Y como sucede en las novelas de Balzac, de repente me percaté de la presencia de una figura humana parada en la acera y que me miraba de hito en hito. Era un hombre, y creo que vecino de la cuadra, de esos que están al tanto de cuanto ocurre en el barrio, y que son muy útiles en momentos parecidos al mío. Me dijo que el dueño no estaba, lo que yo sabía, y que ayer habían venido varios camiones que cargaron con muchos muebles, lo que yo no sabía. Para que el hombre —balzaquiano— ganara confianza y soltara el resto de lo que estaba enterado, me levanté y me presenté como el hijo del dueño. De esto, como balzaquiano al cabo, se encontraba al corriente, y no le puso asunto. Me llamó la atención que nunca quiso vender el arca, y ésta sin embargo se fue en el camión con el resto del mobiliario. Tal noticia sí tenía importancia, y mucho más la última que me dio cuando me dijo, su padre irá muy lejos, supongo, pues se fue con una maleta. A mi vez, como otro personaje balzaquiano, di las gracias y me marché a pasos agigantados.

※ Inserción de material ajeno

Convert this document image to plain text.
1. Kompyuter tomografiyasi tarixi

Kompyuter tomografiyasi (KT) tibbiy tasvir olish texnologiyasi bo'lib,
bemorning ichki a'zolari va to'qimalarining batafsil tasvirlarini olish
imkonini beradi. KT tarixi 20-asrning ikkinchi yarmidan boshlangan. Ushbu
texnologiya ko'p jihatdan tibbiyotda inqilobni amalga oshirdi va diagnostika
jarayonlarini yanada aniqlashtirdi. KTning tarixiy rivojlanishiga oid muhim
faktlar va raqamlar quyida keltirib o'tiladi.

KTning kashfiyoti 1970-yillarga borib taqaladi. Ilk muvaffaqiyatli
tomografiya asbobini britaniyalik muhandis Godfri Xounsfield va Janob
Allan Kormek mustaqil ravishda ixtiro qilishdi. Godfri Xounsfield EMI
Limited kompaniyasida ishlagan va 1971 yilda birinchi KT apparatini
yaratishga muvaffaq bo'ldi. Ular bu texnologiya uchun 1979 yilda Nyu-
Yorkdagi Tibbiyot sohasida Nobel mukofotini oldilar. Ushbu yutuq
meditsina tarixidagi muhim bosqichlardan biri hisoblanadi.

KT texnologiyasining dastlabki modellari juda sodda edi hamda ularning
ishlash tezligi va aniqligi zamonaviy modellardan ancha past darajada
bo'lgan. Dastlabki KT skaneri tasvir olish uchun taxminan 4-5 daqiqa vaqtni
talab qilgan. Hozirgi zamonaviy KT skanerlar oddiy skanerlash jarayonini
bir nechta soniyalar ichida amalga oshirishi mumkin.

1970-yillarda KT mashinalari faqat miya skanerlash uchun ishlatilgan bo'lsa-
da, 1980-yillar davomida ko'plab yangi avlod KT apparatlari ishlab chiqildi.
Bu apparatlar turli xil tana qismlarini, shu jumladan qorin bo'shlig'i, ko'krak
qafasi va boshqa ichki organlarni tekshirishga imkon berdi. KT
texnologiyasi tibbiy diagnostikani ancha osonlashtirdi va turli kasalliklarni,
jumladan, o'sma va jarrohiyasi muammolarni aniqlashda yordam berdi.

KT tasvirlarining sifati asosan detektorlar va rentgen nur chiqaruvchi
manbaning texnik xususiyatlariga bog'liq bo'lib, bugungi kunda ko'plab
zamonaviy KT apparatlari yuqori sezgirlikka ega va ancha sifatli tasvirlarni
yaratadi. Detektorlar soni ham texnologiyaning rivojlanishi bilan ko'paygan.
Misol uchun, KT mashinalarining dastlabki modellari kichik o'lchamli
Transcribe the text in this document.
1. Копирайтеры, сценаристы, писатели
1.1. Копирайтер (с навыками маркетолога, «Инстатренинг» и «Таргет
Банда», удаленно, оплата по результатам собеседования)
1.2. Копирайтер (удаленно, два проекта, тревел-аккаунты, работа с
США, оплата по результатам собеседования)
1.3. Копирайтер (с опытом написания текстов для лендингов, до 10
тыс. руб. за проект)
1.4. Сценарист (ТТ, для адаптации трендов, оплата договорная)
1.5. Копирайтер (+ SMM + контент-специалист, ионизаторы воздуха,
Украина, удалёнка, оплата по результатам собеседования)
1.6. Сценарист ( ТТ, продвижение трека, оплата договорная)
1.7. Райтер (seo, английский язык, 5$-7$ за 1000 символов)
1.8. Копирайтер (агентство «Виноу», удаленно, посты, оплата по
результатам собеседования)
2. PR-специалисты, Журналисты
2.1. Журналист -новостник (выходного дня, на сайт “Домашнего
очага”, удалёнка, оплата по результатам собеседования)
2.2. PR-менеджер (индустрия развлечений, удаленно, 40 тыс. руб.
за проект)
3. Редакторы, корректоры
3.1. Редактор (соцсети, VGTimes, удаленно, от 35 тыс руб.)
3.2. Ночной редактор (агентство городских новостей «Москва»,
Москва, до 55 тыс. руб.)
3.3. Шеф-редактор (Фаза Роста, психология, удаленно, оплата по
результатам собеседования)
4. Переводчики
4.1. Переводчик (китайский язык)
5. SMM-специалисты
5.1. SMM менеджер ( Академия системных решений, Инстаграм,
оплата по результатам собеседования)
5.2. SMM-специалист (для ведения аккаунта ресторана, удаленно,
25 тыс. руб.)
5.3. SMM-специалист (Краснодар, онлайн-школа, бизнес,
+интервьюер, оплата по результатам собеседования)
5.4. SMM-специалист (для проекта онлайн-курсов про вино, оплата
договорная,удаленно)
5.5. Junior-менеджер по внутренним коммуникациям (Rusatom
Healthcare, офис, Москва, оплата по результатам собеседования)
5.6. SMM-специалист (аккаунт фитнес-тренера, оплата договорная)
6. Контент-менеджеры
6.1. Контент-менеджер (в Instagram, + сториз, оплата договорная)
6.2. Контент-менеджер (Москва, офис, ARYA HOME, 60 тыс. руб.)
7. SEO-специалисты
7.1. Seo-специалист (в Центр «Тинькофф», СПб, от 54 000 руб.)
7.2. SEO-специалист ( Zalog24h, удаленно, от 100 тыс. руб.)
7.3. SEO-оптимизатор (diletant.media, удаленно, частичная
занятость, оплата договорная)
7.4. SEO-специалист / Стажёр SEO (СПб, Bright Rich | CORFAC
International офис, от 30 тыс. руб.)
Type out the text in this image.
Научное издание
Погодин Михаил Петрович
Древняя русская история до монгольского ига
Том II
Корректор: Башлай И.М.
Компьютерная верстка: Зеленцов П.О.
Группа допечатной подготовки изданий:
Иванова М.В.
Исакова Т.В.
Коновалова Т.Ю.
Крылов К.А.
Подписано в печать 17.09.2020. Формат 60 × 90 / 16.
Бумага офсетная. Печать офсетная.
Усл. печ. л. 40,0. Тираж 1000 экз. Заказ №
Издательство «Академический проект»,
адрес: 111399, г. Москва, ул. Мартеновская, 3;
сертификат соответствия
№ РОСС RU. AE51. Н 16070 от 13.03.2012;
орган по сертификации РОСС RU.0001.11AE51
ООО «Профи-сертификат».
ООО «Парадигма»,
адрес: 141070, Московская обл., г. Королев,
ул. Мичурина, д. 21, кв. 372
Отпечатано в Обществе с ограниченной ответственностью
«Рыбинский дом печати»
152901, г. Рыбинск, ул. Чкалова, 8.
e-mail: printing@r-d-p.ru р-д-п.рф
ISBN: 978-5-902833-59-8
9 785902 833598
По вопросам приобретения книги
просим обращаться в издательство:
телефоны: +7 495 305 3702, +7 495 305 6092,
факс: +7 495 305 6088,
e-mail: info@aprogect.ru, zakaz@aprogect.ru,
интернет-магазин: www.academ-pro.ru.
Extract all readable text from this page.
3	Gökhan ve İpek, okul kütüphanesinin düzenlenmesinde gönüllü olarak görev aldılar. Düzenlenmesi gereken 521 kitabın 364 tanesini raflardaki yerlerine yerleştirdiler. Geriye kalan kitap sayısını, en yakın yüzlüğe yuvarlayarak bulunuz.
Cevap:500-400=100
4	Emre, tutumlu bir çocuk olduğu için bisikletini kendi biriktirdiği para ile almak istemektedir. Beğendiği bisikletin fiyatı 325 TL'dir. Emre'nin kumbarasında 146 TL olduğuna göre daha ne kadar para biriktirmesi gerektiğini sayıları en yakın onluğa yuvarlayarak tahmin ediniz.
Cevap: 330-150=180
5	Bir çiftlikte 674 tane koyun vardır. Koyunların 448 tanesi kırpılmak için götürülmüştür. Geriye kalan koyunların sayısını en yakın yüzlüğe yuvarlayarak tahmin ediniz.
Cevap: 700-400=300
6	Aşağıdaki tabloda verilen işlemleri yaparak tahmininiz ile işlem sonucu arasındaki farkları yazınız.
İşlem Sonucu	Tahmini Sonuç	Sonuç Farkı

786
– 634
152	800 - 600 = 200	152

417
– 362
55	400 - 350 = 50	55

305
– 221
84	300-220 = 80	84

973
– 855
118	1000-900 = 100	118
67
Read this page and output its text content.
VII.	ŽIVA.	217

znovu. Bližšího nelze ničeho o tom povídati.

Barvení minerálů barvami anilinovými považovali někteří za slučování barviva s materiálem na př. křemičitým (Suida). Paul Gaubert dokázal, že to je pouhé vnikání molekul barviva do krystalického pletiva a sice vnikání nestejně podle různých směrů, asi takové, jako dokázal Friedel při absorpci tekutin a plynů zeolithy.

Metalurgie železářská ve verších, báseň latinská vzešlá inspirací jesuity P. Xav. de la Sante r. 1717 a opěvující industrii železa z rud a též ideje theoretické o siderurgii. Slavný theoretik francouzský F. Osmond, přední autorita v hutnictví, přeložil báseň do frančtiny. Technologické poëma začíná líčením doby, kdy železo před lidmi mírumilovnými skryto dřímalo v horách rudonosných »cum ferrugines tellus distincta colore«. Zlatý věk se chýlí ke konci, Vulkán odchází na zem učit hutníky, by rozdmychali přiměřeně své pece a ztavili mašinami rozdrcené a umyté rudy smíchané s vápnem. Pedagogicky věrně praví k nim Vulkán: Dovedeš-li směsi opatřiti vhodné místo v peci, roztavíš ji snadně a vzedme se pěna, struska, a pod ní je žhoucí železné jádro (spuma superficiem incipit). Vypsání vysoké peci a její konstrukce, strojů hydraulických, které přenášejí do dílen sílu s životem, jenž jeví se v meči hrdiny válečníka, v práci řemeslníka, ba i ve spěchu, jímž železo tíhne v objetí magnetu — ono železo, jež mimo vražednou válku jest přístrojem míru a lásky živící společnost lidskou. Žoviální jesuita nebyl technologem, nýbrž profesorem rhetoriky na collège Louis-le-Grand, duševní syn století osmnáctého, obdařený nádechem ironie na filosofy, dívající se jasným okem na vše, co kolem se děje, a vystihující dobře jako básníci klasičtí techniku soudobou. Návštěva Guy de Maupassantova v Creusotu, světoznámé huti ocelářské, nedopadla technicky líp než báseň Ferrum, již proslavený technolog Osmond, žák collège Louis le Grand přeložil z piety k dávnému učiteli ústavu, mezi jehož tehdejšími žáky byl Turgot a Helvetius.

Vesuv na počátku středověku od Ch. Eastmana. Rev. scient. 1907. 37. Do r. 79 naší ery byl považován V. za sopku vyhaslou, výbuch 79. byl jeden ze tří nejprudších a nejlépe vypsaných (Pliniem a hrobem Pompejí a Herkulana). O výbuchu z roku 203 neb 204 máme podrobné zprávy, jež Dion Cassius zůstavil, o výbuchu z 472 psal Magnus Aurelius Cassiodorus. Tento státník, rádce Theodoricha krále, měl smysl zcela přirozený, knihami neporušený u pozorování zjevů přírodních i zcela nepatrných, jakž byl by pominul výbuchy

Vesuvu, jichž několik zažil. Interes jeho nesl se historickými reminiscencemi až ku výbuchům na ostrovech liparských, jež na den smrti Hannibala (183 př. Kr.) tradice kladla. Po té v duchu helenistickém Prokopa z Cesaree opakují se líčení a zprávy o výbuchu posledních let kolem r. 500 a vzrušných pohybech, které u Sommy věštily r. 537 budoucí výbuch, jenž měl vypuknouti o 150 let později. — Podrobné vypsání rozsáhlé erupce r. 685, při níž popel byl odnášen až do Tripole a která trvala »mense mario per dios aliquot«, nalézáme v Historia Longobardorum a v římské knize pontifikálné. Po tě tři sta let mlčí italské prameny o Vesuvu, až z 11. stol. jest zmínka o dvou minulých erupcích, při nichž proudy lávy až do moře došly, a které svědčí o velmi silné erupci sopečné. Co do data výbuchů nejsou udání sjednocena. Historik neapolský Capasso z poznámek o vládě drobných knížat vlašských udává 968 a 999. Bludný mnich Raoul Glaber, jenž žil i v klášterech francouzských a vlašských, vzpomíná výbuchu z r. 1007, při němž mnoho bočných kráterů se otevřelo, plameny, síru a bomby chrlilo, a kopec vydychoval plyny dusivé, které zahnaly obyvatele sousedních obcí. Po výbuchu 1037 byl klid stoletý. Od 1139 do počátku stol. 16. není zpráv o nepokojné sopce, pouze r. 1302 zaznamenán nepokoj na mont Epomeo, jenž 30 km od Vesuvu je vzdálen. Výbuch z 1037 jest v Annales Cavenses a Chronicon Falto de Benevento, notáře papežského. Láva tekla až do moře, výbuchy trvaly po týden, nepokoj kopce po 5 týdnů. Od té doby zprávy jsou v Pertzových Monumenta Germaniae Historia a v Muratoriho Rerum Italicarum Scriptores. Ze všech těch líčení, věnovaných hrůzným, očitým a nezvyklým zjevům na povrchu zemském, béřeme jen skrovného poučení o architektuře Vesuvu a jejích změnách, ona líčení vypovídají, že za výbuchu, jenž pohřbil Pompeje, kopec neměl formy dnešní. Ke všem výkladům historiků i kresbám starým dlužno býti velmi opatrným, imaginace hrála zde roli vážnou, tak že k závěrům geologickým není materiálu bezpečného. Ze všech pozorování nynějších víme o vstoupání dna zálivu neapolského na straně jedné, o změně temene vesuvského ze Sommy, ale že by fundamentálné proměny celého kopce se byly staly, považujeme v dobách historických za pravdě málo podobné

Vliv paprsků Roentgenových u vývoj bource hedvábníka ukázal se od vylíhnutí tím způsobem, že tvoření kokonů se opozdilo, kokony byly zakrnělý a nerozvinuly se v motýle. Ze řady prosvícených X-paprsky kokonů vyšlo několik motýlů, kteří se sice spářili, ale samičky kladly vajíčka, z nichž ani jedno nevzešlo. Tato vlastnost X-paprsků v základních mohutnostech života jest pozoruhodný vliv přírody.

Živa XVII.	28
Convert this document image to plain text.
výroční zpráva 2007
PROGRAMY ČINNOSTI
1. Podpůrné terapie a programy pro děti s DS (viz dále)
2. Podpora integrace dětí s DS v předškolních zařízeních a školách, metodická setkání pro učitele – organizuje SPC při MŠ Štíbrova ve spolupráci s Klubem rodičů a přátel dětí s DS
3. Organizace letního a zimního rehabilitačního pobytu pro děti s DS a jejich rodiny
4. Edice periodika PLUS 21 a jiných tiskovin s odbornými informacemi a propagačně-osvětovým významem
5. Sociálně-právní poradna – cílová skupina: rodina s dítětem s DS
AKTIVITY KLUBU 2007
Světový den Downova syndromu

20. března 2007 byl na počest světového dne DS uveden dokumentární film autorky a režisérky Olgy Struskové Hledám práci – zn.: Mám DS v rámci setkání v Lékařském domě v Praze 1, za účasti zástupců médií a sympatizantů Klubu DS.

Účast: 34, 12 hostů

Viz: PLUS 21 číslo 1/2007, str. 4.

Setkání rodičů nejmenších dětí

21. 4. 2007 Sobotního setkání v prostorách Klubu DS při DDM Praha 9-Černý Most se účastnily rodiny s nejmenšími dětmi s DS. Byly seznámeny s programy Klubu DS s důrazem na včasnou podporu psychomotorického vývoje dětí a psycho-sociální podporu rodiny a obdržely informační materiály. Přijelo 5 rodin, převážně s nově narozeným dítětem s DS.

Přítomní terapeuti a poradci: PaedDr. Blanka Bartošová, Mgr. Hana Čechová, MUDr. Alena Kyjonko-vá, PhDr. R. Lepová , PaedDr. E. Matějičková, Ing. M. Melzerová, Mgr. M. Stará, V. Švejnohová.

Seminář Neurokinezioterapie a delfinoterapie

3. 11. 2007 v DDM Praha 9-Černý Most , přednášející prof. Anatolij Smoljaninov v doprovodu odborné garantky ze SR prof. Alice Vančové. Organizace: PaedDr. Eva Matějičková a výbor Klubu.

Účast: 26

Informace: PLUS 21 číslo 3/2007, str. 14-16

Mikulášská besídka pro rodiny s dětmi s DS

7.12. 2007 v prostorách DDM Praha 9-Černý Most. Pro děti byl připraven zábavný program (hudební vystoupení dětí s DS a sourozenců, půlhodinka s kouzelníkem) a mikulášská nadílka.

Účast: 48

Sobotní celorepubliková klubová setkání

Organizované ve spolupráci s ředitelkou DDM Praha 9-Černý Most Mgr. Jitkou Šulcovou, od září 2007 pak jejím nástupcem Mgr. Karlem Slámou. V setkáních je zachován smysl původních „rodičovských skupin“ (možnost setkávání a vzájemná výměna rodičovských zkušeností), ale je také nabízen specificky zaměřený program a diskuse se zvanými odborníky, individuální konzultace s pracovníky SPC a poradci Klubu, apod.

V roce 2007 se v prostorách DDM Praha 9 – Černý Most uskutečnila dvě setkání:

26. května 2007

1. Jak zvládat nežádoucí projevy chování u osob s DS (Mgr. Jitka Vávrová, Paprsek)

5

¡Fue a buscarla!, exclamó su tía, después que Filonús contó lo ocurrido. A él le vino una pregunta idiota a la boca, un reflejo inconsciente, ¿a quién?, y la pronunció sin poder contenerse. A tu madre, respondió la tía, igual que se responde a un niño de cuatro años. Y como a un niño de cuatro años dijo, espérame, mientras entraba en su cuarto y volvía a salir, casi al minuto, completamente cambiada, con cartera y zapatos de vestir. Anduvieron todo Santiago en una máquina de alquiler, mirando ansiosos por las ventanillas, buscándolo. Vaya despacio, vaya despacio, suplicaba la tía con la voz estrangulada, apretado el pañuelito, creyendo ver a su cuñado en cualquiera que caminaba al frente o cruzaba una esquina. En la Socapa se bajaron del auto y anduvieron hasta la orilla. A esta playa venían, decía la tía a cada paso, los tacones enterrados en la arena. Parados en el muelle, en un pánico escrutaron las aguas. Alquilaron una lancha y dieron la vuelta a Cayo Smith, sin encontrar indicio alguno. ¿Qué es aquello flotando en el mar? Un trozo de madera, tía. Vamos, el chofer nos espera. No mires más. ¿Tú crees que se ahogó? Filonús sintió en el brazo el apretón de su tía, sintió casi un rasguño.

Regresaron.

Toda esa noche se quedaron vestidos. Vagaban por el patio y se sentaban en la sala. Filonús entraba en el cuarto de su padre y contemplaba la cama vacía, impecablemente tendida, con su mantón de flores. Volvía junto a su tía, y se quedaba un rato a su lado. La oyó decir y repetir que Isabel quería mucho a su marido, y que él también la quería mucho. Lo está llamando, llegó a confesar. Sé que tu padre ha oído a Isabel llamándolo. Cuando se ha oído ese llamado, ya no se puede hacer nada por salvarlo. Quien oye esa voz, está perdido para nosotros.

Al cabo de varios días, se vio precisado Filonús a abrir su cámara fotográfica. Algo trababa el mecanismo y le impedía utilizarla. Descubrió que habían retirado el rollo sustituyéndolo por un fajo de billetes doblados, apresados por una liga, con una hoja escrita de puño y letra de su padre. En ella le dejaba todo el dinero de la última venta de sus muebles, incluido el del arca, como pequeña contribución a sus estudios. Lo felicitaba por anticipado, y hacía votos para que llegara a ser fotógrafo.